Herr Dreist hat mir Ihr Briefchen vom 15ten Aug. bescheidentlich zugesandt, werthester Freund; nach so langer Entfernung und so ununterbrochenem Stillschweigen war es mir ein angenehmes Lebenszeichen. Lassen Sie mich Ihnen zuerst meinen Glückwunsch über Ihre häusliche Veränderung abstatten, deren ich mich herzlich gefreut habe.
Es ist überhaupt nicht gut, daß der Mensch allein sey, und eben jetzt, da die großen Staatsgebäude halb eingerissen und übrigens so baufällig dastehen, daß ihnen kein Architekt mehr helfen kann, ist es vielleicht am weisesten gethan, sich vor der Hand einen Heerd zu bauen, bis etwan einmal der Grund, worauf er steht, vaterländisch wird. Ihre schriftstellerischen Arbeiten habe ich unterdessen nicht aus den Augen verlohren. Wie weit Ihr Plato gediehen, weiß ich nicht genau und habe mir noch nicht alles verschaffen können. Das Weihnachtsgeschenk und die scharfsinnige Herstellung des Heraklit las ich mit großem Vergnügen. Dagegen entging mir bis jetzt Ihre Schrift über die Universitäten. Leider fürchte ich, daß unsere etwas verspäteten Lobreden auf diese Anstalten, denen wir Deutsche vielleicht mehr verdanken, als wir glaubten, eben so viele Leichenreden sind. Es dürfte, wenn es so fortgeht, bald keine Universitäten mehr, sondern bloß noch Schulen unter der Zuchtruthe der neuen kaiserlichen Sorbonne geben. Aus den Zeitungen sahe ich, daß die Universität in Berlin, die Sie wünschten, wirklich eingerichtet wird. Wenn nur Ihrer Hauptstadt nicht noch ganz andre, minder angenehme Veränderungen bevorstehn!

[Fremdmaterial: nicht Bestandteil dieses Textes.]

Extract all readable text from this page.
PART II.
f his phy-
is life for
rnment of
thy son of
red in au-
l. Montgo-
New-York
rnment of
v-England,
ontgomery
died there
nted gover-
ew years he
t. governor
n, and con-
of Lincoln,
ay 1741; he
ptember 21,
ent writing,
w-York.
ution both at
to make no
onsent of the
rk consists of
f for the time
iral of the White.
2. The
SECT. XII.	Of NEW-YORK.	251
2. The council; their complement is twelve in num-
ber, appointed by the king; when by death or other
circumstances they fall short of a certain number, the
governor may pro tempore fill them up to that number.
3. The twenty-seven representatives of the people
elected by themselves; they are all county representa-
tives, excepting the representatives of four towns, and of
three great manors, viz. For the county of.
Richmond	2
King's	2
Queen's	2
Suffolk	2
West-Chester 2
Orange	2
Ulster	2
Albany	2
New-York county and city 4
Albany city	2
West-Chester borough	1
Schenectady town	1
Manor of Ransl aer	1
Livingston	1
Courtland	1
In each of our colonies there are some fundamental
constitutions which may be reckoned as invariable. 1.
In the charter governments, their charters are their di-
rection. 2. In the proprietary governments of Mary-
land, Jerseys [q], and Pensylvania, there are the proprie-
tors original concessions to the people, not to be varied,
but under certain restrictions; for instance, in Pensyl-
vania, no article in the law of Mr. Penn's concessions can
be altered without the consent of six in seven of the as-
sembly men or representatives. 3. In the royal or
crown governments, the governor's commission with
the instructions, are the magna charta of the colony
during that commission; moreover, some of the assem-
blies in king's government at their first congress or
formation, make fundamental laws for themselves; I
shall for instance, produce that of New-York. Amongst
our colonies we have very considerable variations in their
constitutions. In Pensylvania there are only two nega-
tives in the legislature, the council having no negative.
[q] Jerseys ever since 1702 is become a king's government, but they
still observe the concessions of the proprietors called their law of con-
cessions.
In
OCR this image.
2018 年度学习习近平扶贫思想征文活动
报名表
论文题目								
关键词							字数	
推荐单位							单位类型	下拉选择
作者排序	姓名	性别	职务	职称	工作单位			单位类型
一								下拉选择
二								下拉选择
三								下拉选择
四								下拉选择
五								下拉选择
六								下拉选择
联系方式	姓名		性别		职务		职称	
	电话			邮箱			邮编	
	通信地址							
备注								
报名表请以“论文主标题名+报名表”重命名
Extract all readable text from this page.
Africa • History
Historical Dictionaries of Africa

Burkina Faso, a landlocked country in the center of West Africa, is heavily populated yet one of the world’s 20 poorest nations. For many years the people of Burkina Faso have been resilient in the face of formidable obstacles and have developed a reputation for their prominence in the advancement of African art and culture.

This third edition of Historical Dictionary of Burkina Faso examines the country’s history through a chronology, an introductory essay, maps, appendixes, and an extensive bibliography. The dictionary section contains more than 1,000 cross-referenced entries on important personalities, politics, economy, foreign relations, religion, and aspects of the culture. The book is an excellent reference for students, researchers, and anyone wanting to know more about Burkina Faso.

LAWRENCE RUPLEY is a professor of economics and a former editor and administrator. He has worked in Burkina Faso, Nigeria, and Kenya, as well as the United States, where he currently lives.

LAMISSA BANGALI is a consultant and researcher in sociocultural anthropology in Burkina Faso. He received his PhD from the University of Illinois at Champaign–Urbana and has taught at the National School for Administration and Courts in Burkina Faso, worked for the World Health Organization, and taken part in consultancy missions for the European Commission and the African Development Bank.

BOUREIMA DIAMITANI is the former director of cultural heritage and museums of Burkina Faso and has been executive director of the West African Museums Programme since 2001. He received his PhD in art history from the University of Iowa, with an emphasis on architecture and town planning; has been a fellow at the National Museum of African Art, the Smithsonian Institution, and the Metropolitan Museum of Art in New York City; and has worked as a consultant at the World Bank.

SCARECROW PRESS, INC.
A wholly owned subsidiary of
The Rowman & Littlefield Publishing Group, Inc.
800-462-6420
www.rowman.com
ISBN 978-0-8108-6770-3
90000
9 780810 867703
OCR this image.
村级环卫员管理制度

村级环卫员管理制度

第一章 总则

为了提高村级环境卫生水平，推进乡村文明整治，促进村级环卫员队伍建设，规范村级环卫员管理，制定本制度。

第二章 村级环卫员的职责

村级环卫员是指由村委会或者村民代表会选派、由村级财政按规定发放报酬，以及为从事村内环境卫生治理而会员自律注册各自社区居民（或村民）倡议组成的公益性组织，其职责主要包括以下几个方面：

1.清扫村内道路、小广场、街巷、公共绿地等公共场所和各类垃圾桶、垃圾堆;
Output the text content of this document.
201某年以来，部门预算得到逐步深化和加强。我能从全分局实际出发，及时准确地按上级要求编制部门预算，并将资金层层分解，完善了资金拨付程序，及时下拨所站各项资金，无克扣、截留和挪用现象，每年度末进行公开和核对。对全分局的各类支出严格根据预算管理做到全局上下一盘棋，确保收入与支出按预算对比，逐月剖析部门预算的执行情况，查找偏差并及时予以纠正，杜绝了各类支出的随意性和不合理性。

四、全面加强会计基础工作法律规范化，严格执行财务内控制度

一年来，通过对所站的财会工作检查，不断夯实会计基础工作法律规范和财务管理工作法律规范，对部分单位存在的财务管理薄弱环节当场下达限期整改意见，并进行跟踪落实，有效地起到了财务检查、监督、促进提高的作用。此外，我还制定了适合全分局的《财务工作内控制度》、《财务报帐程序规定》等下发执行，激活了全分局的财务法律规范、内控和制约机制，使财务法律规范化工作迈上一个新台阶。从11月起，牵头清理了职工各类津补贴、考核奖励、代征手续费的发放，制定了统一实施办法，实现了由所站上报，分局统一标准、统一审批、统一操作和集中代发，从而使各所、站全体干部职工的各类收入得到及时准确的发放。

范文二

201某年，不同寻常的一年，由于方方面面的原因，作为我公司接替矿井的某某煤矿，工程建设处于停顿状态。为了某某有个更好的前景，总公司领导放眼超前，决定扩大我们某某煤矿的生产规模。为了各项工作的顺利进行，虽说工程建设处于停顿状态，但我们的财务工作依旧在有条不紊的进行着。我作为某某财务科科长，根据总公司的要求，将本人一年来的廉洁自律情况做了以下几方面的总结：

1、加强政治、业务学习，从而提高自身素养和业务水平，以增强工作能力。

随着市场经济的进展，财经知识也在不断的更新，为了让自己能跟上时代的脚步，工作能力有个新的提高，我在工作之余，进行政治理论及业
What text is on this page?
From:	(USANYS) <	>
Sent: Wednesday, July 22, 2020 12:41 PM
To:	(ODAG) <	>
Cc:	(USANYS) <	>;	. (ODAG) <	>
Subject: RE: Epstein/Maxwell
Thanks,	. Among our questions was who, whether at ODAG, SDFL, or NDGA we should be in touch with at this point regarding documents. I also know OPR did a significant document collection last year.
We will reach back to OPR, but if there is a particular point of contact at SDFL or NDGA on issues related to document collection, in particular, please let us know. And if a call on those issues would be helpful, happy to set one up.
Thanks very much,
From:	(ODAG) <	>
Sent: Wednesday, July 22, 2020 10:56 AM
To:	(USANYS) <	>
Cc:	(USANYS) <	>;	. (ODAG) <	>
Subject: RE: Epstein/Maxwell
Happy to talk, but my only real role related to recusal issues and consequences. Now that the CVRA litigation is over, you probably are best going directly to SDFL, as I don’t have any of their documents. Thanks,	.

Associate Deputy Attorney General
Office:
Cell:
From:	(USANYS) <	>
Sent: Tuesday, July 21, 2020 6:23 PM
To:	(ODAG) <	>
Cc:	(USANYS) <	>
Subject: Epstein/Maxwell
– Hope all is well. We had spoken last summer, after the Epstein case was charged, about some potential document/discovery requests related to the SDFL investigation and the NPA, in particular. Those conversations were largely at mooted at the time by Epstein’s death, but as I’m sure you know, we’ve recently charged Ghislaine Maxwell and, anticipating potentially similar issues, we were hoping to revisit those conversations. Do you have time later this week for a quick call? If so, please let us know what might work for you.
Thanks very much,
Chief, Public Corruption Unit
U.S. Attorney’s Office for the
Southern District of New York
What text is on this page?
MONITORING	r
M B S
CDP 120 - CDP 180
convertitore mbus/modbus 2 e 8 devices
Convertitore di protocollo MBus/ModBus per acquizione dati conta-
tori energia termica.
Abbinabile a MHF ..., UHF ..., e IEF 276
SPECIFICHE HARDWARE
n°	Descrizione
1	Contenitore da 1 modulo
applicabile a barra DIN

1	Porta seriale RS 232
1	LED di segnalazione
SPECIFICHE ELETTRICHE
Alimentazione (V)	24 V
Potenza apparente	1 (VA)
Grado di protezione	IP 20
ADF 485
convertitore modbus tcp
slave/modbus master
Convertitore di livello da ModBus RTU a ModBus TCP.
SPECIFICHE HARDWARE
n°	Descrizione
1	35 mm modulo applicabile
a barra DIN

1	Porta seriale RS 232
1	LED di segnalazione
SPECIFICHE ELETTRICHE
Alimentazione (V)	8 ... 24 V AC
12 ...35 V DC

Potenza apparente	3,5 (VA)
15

Daß mich einige Berlinische Freunde für einen litterarie mortuum erklärten, wußte ich schon: allein ich hätte gewünscht, Sie möchten nicht mit unter der Zahl seyn. Ich habe es wenigstens an der Sorge nicht fehlen lassen, mein annoch gefristetes Leben bemerklich zu machen. Meine Elegie Rom ist Ihnen gewiß bey ihrer Erscheinung zugestellt worden, wenigstens gab ich Auftrag dazu. Einige einzelne Aufsätze, z. B. ein ziemlich ausführlicher über den heutigen Zustand der Künste in Rom in der Jenaischen Lit. Zeitung, andre im Prometheus konnten Ihnen leichter entgehen. Mit der kleinen französischen Schrift bezweckte ich nichts weniger als eine Bemühung um das poetische Heil der Franzosen; ich war vielmehr versucht als Motto darauf zu setzen:
If we displease, it is with our good will.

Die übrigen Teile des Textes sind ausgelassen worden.